Y llegamos al cine donde se nos obliga a frenar y a bajarnos de la vida.
En La doncella del agua, Masakazu Kaneko construye una obra delicada y sensorial, un film donde la narración de un cuento ancestral termina desdibujando las fronteras entre mito y realidad.
La película avanza con el sosiego de un río lento, permitiendo que el espectador se sumerja sin prisas en un universo donde las palabras, los silencios y la naturaleza hablan con igual intensidad.
Kaneko firma una obra contemplativa, pausada y diseñada para ser disfrutada a fuego lento. No busca el impacto ni la sorpresa estridente: invita a la inmersión emocional y estética, a dejarse llevar por un ritmo que respira armonía y misterio.
El apartado visual es uno de los grandes triunfos del film.
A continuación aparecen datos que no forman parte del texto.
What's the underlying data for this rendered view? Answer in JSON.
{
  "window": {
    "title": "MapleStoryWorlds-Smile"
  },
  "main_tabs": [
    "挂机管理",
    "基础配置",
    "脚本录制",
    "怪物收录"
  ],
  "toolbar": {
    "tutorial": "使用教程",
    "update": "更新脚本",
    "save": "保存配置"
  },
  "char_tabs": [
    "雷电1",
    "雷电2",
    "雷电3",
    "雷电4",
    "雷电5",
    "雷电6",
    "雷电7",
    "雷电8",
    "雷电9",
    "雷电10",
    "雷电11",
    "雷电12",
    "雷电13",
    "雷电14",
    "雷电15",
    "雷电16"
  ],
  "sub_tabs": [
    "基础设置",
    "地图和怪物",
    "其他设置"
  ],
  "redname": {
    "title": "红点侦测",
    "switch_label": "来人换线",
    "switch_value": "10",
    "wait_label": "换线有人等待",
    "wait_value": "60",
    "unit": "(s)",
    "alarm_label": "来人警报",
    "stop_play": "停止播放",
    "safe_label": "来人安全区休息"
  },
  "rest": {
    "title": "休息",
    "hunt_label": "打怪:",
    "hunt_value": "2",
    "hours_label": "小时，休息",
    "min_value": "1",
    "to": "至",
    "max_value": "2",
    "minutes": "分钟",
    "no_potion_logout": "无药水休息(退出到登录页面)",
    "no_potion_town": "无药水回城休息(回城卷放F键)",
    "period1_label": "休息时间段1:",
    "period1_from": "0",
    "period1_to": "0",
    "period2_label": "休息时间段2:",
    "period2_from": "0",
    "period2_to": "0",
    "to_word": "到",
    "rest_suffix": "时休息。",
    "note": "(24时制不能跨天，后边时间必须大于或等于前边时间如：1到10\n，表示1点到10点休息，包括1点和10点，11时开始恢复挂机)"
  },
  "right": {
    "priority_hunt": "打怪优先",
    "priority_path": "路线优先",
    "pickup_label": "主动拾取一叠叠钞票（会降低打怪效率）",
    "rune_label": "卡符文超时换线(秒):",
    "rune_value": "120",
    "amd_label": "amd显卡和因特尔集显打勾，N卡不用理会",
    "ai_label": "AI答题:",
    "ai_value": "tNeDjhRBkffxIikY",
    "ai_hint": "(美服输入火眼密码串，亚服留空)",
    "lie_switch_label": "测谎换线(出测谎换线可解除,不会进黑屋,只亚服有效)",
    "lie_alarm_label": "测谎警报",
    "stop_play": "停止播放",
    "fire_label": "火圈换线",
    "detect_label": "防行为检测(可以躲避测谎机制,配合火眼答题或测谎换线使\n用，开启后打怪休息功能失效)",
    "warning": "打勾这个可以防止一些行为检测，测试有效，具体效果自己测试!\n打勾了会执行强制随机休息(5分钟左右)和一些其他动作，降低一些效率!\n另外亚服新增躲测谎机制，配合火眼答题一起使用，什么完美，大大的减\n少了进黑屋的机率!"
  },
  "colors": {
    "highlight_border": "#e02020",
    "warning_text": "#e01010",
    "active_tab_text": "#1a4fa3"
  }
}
Los paisajes —bosques húmedos, cursos de agua cristalina, aldeas e instrumentos bañados por una tenue luz— funcionan como un personaje más, embelleciendo la historia y dándole una profundidad emocional que se siente orgánica.
Muchas veces, cada plano parece una estampa ilustrada de un cuento tradicional.
Las interpretaciones están cuidadas con mimo y gran sensibilidad. Los actores transmiten la mezcla de inocencia, responsabilidad y carga emocional propia de las historias que beben del folclore japonés.
Sus gestos, miradas y silencios sostienen el tono entre lo mágico y lo terrenal.
Fiel a la esencia del cine japonés de corte mitológico, la trama es arrolladora en su sencillez y en la forma en que las responsabilidades heroicas recaen sobre personajes comunes, obligados a decidir entre el deber, la tradición y el deseo personal.
La doncella del agua es una obra delicada, bella y profundamente evocadora. Un cuento filmado que se queda flotando en la memoria.
Recomendable para aquellos que quieran relentizar la respiración de un mundo tan vibrante y quieran disfrutar de los sonidos del bosque y el folklore tradicional.